Coupling between conformation and chemistry in enzymes

酶的构象与化学之间的耦合

基本信息

批准号：
7579119
负责人：
Qiang Cui
金额：
$ 18.93万
依托单位：
UNIVERSITY OF WISCONSIN-MADISON
依托单位国家：
美国
项目类别：
财政年份：
2005
资助国家：
美国
起止时间：
2005-03-01 至 2010-08-28
项目状态：
已结题

来源：
https://reporter.nih.gov/project-details/7579119
关键词：
ATPase Domain Actins Active Sites Adenosine Triphosphate Amino Acids Arts Binding Biochemical Biological Process Biophysics Cardiomyopathies Chemicals Chemistry Collaborations Complement Computing Methodologies Coupled Coupling Data Dependence Discipline Disease Electrostatics Enzymatic Biochemistry Enzymes Free Energy Functional disorder Future Goals Hand Hybrids Hydrolysis Kinetics Letters Methods Microscopic Molecular Molecular Conformation Molecular Motors Motor Muscle Contraction Mutagenesis Myosin ATPase Myosin Type II Nucleotides Play Positioning Attribute Process Property Proteins Research Research Personnel Resolution Role Signal Transduction Site Structure System Techniques Testing Theoretical Studies Theoretical model Universities Vesicle Water Work cell motility conformational conversion design insight molecular dynamics mutant nucleotide analog research study simulation trafficking

项目摘要

DESCRIPTION (provided by applicant): Myosin is a superfamily of prototypical molecular motors that play important roles in diverse biological processes ranging from vesicle trafficking, cell motility to muscle contractions and signal transductions. Although the functional cycle of myosins is understood in an out-line form, many detailed questions remain concerning the coupling between conformational properties of the motor domain and the ATPase activity. We hypothesize that conformational transitions in myosin gate ATP hydrolysis through regulating not only positions of specific amino acids in the active site but also the orientation and dynamics of water molecules surrounding the hydrolysis site. To verify and consolidate such a hypothesis, state-of-the-art molecular simulations are proposed to analyze the mechanism of ATP hydrolysis in different conformational states of the myosin II motor domain and relevant mutants; the simulations include classical molecular dynamics and combined QM/MM methods. The specific aims are: (1) Determine the catalytic mechanism of ATP hydrolysis in the closed state of the motor domain. (2) Determine if ATP hydrolysis is prohibited in the open state of the motor domain, and if so, identify key differences between the open and closed conformations that dictate the hydrolysis energetics. (3) Explain, in energetical and mechanistic terms, the roles of active site residues, which have been shown by mutagenesis studies to have various effects on ATP hydrolysis and motility.
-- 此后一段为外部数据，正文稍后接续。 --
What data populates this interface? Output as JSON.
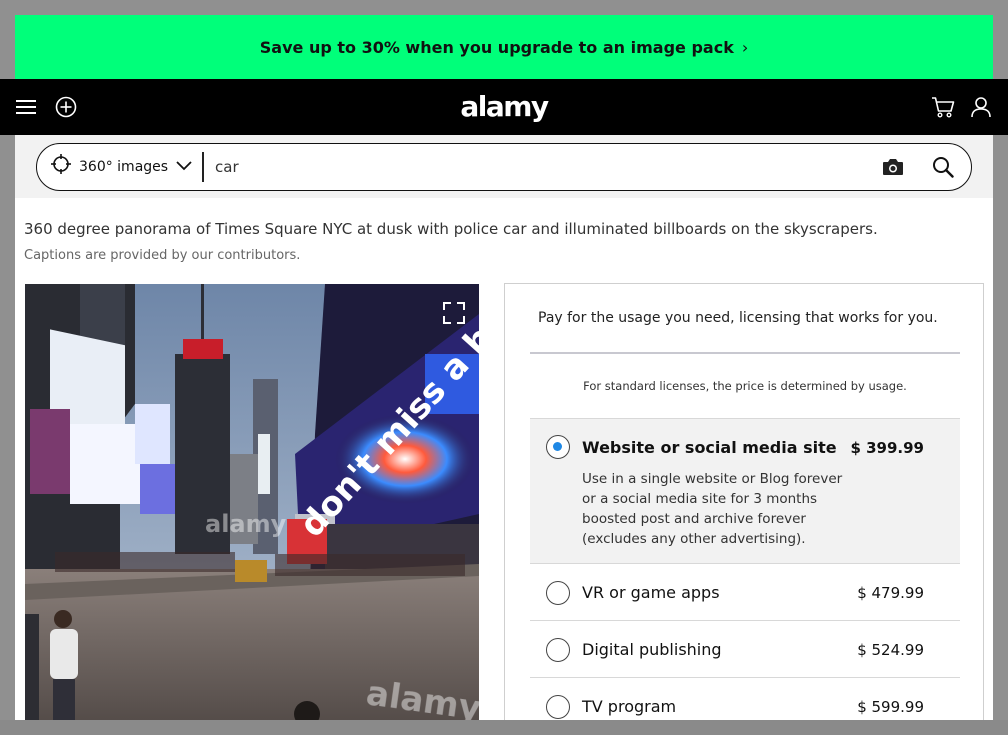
{
  "promo": {
    "text": "Save up to 30% when you upgrade to an image pack",
    "chevron": "›"
  },
  "header": {
    "logo": "alamy",
    "icons": [
      "hamburger-menu-icon",
      "add-circle-icon",
      "cart-icon",
      "user-icon"
    ]
  },
  "search": {
    "type_label": "360° images",
    "query": "car",
    "icons": [
      "crosshair-icon",
      "chevron-down-icon",
      "camera-icon",
      "search-icon"
    ]
  },
  "image": {
    "caption": "360 degree panorama of Times Square NYC at dusk with police car and illuminated billboards on the skyscrapers.",
    "caption_note": "Captions are provided by our contributors.",
    "billboard_text": "don't miss a beat",
    "watermark": "alamy"
  },
  "pricing": {
    "intro": "Pay for the usage you need, licensing that works for you.",
    "note": "For standard licenses, the price is determined by usage.",
    "options": [
      {
        "label": "Website or social media site",
        "price": "$ 399.99",
        "selected": true,
        "description": "Use in a single website or Blog forever or a social media site for 3 months boosted post and archive forever (excludes any other advertising)."
      },
      {
        "label": "VR or game apps",
        "price": "$ 479.99",
        "selected": false
      },
      {
        "label": "Digital publishing",
        "price": "$ 524.99",
        "selected": false
      },
      {
        "label": "TV program",
        "price": "$ 599.99",
        "selected": false
      }
    ]
  },
  "colors": {
    "promo_bg": "#00ff7a",
    "header_bg": "#000000",
    "radio_accent": "#1e88e5"
  }
}
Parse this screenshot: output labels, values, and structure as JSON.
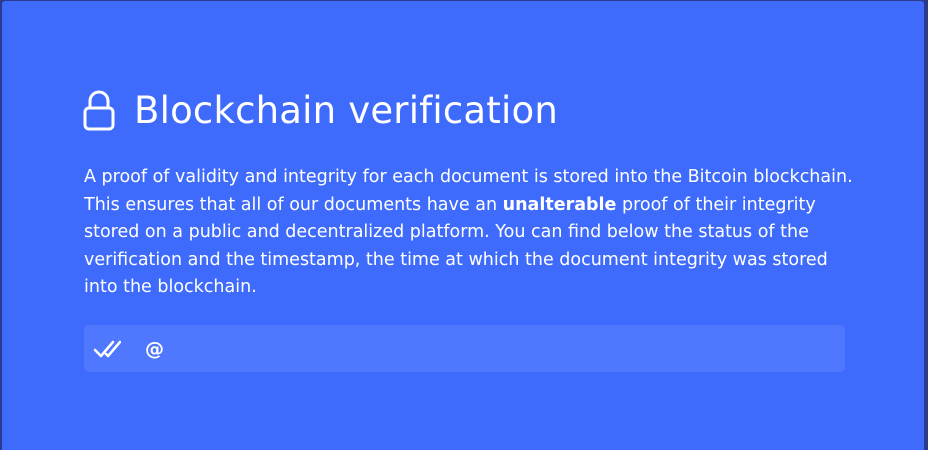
{
  "header": {
    "icon": "lock-icon",
    "title": "Blockchain verification"
  },
  "description": {
    "part1": "A proof of validity and integrity for each document is stored into the Bitcoin blockchain. This ensures that all of our documents have an ",
    "emphasis": "unalterable",
    "part2": " proof of their integrity stored on a public and decentralized platform. You can find below the status of the verification and the timestamp, the time at which the document integrity was stored into the blockchain."
  },
  "status": {
    "icon": "double-check-icon",
    "text": "@"
  },
  "colors": {
    "panel_background": "#3f6bfd",
    "status_background": "#4f78ff",
    "text": "#ffffff"
  }
}
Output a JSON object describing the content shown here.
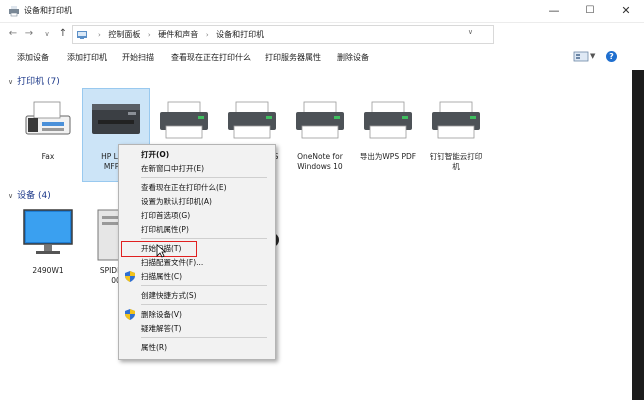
{
  "window": {
    "title": "设备和打印机",
    "buttons": {
      "min": "—",
      "max": "☐",
      "close": "✕"
    }
  },
  "address": {
    "crumbs": [
      "控制面板",
      "硬件和声音",
      "设备和打印机"
    ],
    "separator": "›",
    "search_placeholder": "搜索\"设备和打印机\""
  },
  "toolbar": {
    "add_device": "添加设备",
    "add_printer": "添加打印机",
    "start_scan": "开始扫描",
    "see_printing": "查看现在正在打印什么",
    "print_server": "打印服务器属性",
    "remove_device": "删除设备",
    "help": "?"
  },
  "printers_header": "打印机 (7)",
  "devices_header": "设备 (4)",
  "printers": [
    {
      "line1": "Fax",
      "line2": ""
    },
    {
      "line1": "HP Lase",
      "line2": "MFP M"
    },
    {
      "line1": "",
      "line2": ""
    },
    {
      "line1": "S",
      "line2": ""
    },
    {
      "line1": "OneNote for",
      "line2": "Windows 10"
    },
    {
      "line1": "导出为WPS PDF",
      "line2": ""
    },
    {
      "line1": "钉钉智能云打印",
      "line2": "机"
    }
  ],
  "devices": [
    {
      "line1": "2490W1",
      "line2": ""
    },
    {
      "line1": "SPIDERX",
      "line2": "00"
    },
    {
      "line1": "L",
      "line2": ""
    }
  ],
  "context_menu": {
    "open": "打开(O)",
    "open_new_window": "在新窗口中打开(E)",
    "see_printing": "查看现在正在打印什么(E)",
    "set_default": "设置为默认打印机(A)",
    "print_prefs": "打印首选项(G)",
    "printer_props": "打印机属性(P)",
    "start_scan": "开始扫描(T)",
    "scan_profiles": "扫描配置文件(F)...",
    "scan_props": "扫描属性(C)",
    "create_shortcut": "创建快捷方式(S)",
    "remove_device": "删除设备(V)",
    "troubleshoot": "疑难解答(T)",
    "properties": "属性(R)"
  },
  "colors": {
    "accent": "#1f6fcf",
    "header_blue": "#1e3a8a",
    "highlight_red": "#e02020",
    "selection": "#cce4f7"
  }
}
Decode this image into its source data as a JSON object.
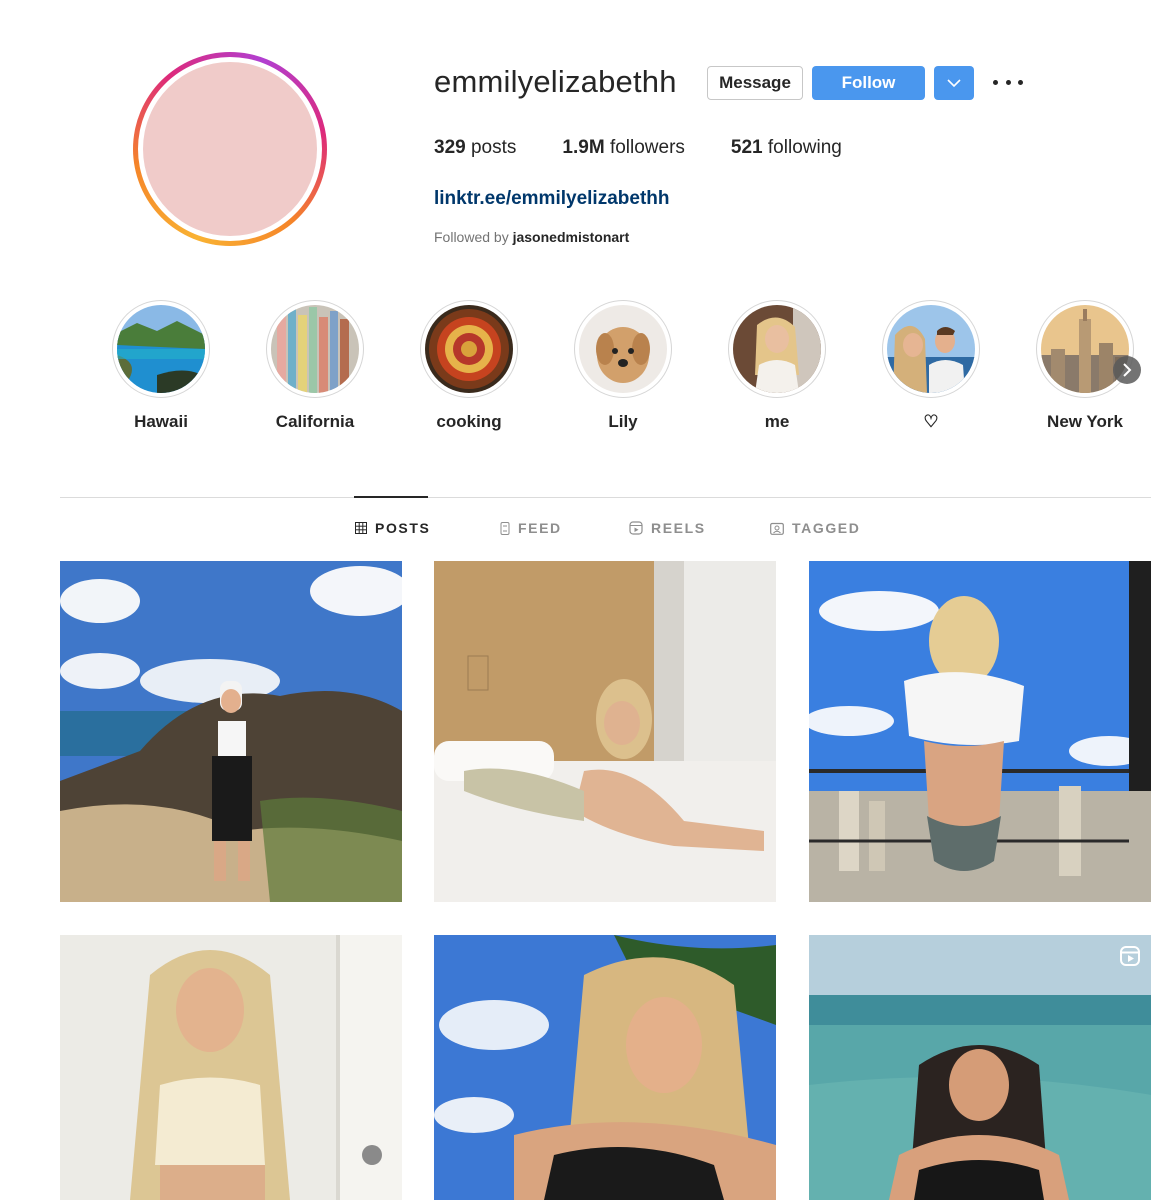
{
  "profile": {
    "username": "emmilyelizabethh",
    "message_label": "Message",
    "follow_label": "Follow",
    "posts_count": "329",
    "posts_word": "posts",
    "followers_count": "1.9M",
    "followers_word": "followers",
    "following_count": "521",
    "following_word": "following",
    "link": "linktr.ee/emmilyelizabethh",
    "followed_by_prefix": "Followed by",
    "followed_by_user": "jasonedmistonart"
  },
  "highlights": [
    {
      "label": "Hawaii"
    },
    {
      "label": "California"
    },
    {
      "label": "cooking"
    },
    {
      "label": "Lily"
    },
    {
      "label": "me"
    },
    {
      "label": "♡"
    },
    {
      "label": "New York"
    }
  ],
  "tabs": [
    {
      "label": "POSTS",
      "active": true
    },
    {
      "label": "FEED",
      "active": false
    },
    {
      "label": "REELS",
      "active": false
    },
    {
      "label": "TAGGED",
      "active": false
    }
  ],
  "icons": {
    "more": "more-options-icon",
    "chevron": "chevron-down-icon",
    "next": "chevron-right-icon",
    "posts": "grid-icon",
    "feed": "feed-icon",
    "reels": "reels-icon",
    "tagged": "tagged-icon",
    "reel_badge": "reel-badge-icon"
  },
  "colors": {
    "primary_button": "#4a97ee",
    "link": "#00376b",
    "text": "#262626",
    "muted": "#737373"
  }
}
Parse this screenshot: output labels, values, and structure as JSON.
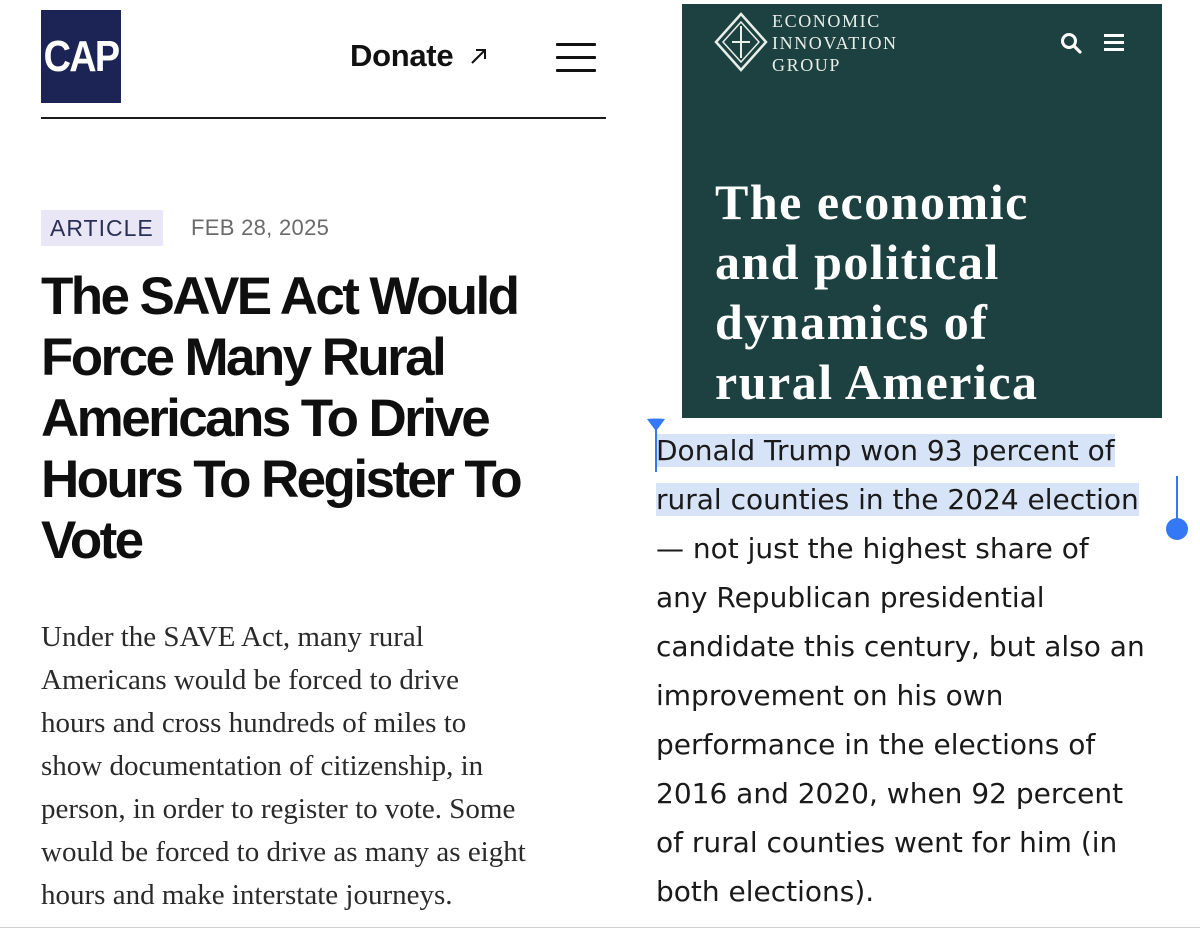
{
  "cap": {
    "logo_text": "CAP",
    "donate_label": "Donate",
    "tag": "ARTICLE",
    "date": "FEB 28, 2025",
    "headline": "The SAVE Act Would Force Many Rural Americans To Drive Hours To Register To Vote",
    "headline_lines": [
      "The SAVE Act Would",
      "Force Many Rural",
      "Americans To Drive",
      "Hours To Register To",
      "Vote"
    ],
    "summary_lines": [
      "Under the SAVE Act, many rural",
      "Americans would be forced to drive",
      "hours and cross hundreds of miles to",
      "show documentation of citizenship, in",
      "person, in order to register to vote. Some",
      "would be forced to drive as many as eight",
      "hours and make interstate journeys."
    ]
  },
  "eig": {
    "org_name_lines": [
      "ECONOMIC",
      "INNOVATION",
      "GROUP"
    ],
    "title_lines": [
      "The economic",
      "and political",
      "dynamics of",
      "rural America"
    ],
    "body_lines": [
      "Donald Trump won 93 percent of",
      "rural counties in the 2024 election",
      "— not just the highest share of",
      "any Republican presidential",
      "candidate this century, but also an",
      "improvement on his own",
      "performance in the elections of",
      "2016 and 2020, when 92 percent",
      "of rural counties went for him (in",
      "both elections)."
    ],
    "selected_text": "Donald Trump won 93 percent of rural counties in the 2024 election"
  },
  "colors": {
    "cap_navy": "#1c2456",
    "tag_bg": "#e9e6f6",
    "eig_green": "#1d4040",
    "selection_highlight": "#d7e3f7",
    "selection_handle": "#3478f6"
  },
  "icons": {
    "donate_arrow": "external-arrow-icon",
    "cap_menu": "hamburger-icon",
    "eig_logo": "diamond-logo-icon",
    "eig_search": "search-icon",
    "eig_menu": "hamburger-icon"
  }
}
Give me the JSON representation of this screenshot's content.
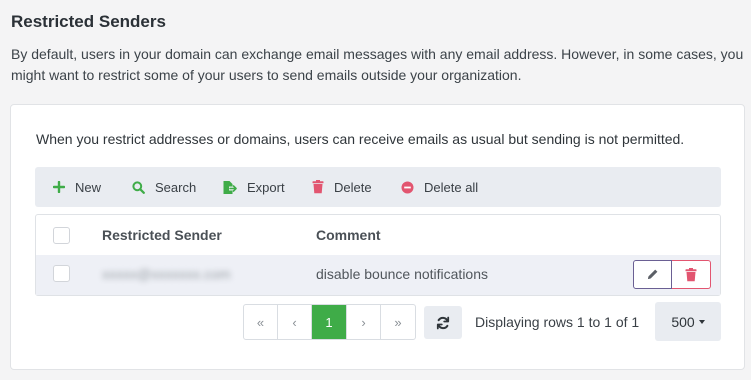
{
  "header": {
    "title": "Restricted Senders",
    "description": "By default, users in your domain can exchange email messages with any email address. However, in some cases, you might want to restrict some of your users to send emails outside your organization."
  },
  "card": {
    "note": "When you restrict addresses or domains, users can receive emails as usual but sending is not permitted."
  },
  "toolbar": {
    "new_label": "New",
    "search_label": "Search",
    "export_label": "Export",
    "delete_label": "Delete",
    "delete_all_label": "Delete all"
  },
  "table": {
    "columns": [
      "Restricted Sender",
      "Comment"
    ],
    "rows": [
      {
        "sender": "xxxxx@xxxxxxx.com",
        "comment": "disable bounce notifications"
      }
    ]
  },
  "pagination": {
    "first": "«",
    "prev": "‹",
    "current": "1",
    "next": "›",
    "last": "»",
    "status": "Displaying rows 1 to 1 of 1",
    "page_size": "500"
  },
  "colors": {
    "accent_green": "#3fac48",
    "danger_red": "#e25570",
    "edit_purple": "#6a5f93"
  }
}
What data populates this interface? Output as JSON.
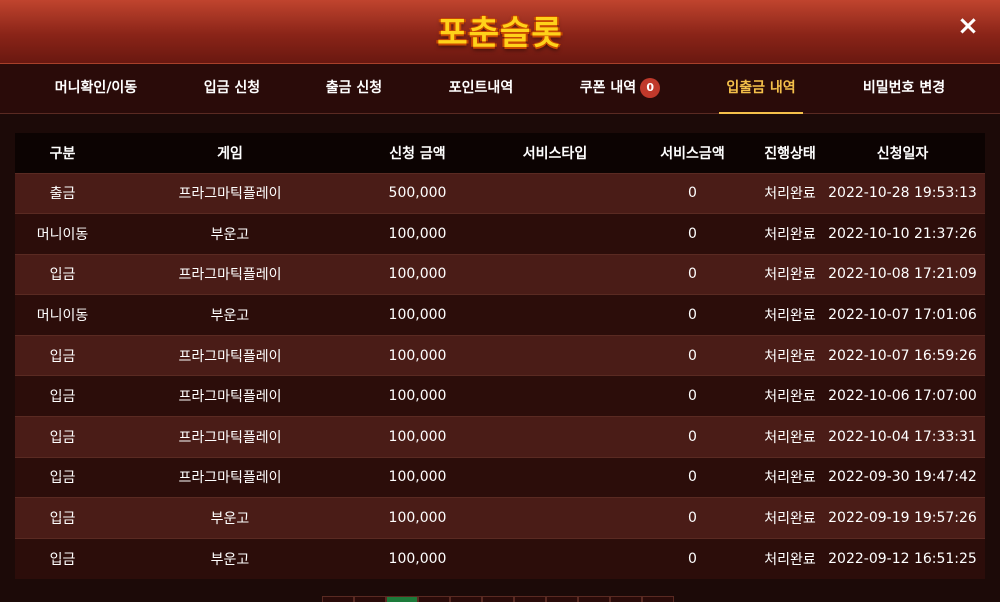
{
  "header": {
    "logo_text": "포춘슬롯",
    "close_label": "×"
  },
  "tabs": [
    {
      "label": "머니확인/이동",
      "active": false
    },
    {
      "label": "입금 신청",
      "active": false
    },
    {
      "label": "출금 신청",
      "active": false
    },
    {
      "label": "포인트내역",
      "active": false
    },
    {
      "label": "쿠폰 내역",
      "badge": "0",
      "active": false
    },
    {
      "label": "입출금 내역",
      "active": true
    },
    {
      "label": "비밀번호 변경",
      "active": false
    }
  ],
  "table": {
    "headers": [
      "구분",
      "게임",
      "신청 금액",
      "서비스타입",
      "서비스금액",
      "진행상태",
      "신청일자"
    ],
    "rows": [
      [
        "출금",
        "프라그마틱플레이",
        "500,000",
        "",
        "0",
        "처리완료",
        "2022-10-28 19:53:13"
      ],
      [
        "머니이동",
        "부운고",
        "100,000",
        "",
        "0",
        "처리완료",
        "2022-10-10 21:37:26"
      ],
      [
        "입금",
        "프라그마틱플레이",
        "100,000",
        "",
        "0",
        "처리완료",
        "2022-10-08 17:21:09"
      ],
      [
        "머니이동",
        "부운고",
        "100,000",
        "",
        "0",
        "처리완료",
        "2022-10-07 17:01:06"
      ],
      [
        "입금",
        "프라그마틱플레이",
        "100,000",
        "",
        "0",
        "처리완료",
        "2022-10-07 16:59:26"
      ],
      [
        "입금",
        "프라그마틱플레이",
        "100,000",
        "",
        "0",
        "처리완료",
        "2022-10-06 17:07:00"
      ],
      [
        "입금",
        "프라그마틱플레이",
        "100,000",
        "",
        "0",
        "처리완료",
        "2022-10-04 17:33:31"
      ],
      [
        "입금",
        "프라그마틱플레이",
        "100,000",
        "",
        "0",
        "처리완료",
        "2022-09-30 19:47:42"
      ],
      [
        "입금",
        "부운고",
        "100,000",
        "",
        "0",
        "처리완료",
        "2022-09-19 19:57:26"
      ],
      [
        "입금",
        "부운고",
        "100,000",
        "",
        "0",
        "처리완료",
        "2022-09-12 16:51:25"
      ]
    ]
  },
  "pagination": {
    "active_index": 2,
    "page_count": 11
  },
  "colors": {
    "accent": "#f4c04a",
    "header_red": "#8a2418",
    "badge": "#c0392b",
    "page_active": "#1d7a3a"
  }
}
Myosin-ll was chosen because it is the only motor system that has high-resolution structures for multiple conformational states, and computational results can be compared with a large body of biochemical and biophysical data. The proposed simulation study will provide a framework for bridging experimental data from different disciplines to establish sensible theoretical models for mechanochemical coupling in myosin and other molecular motors; the microscopic insights will have a profound impact on our ability to design strategies to treating serious diseases caused by myosin dysfunction such as cardiomyopathy. The simulation work will be closely coupled to experimental studies through collaborations; the combination of structural, kinetic and motility data will provide the experimental tests necessary to verify and refine simulation techniques, which is of tremendous value to the field of computational enzymology.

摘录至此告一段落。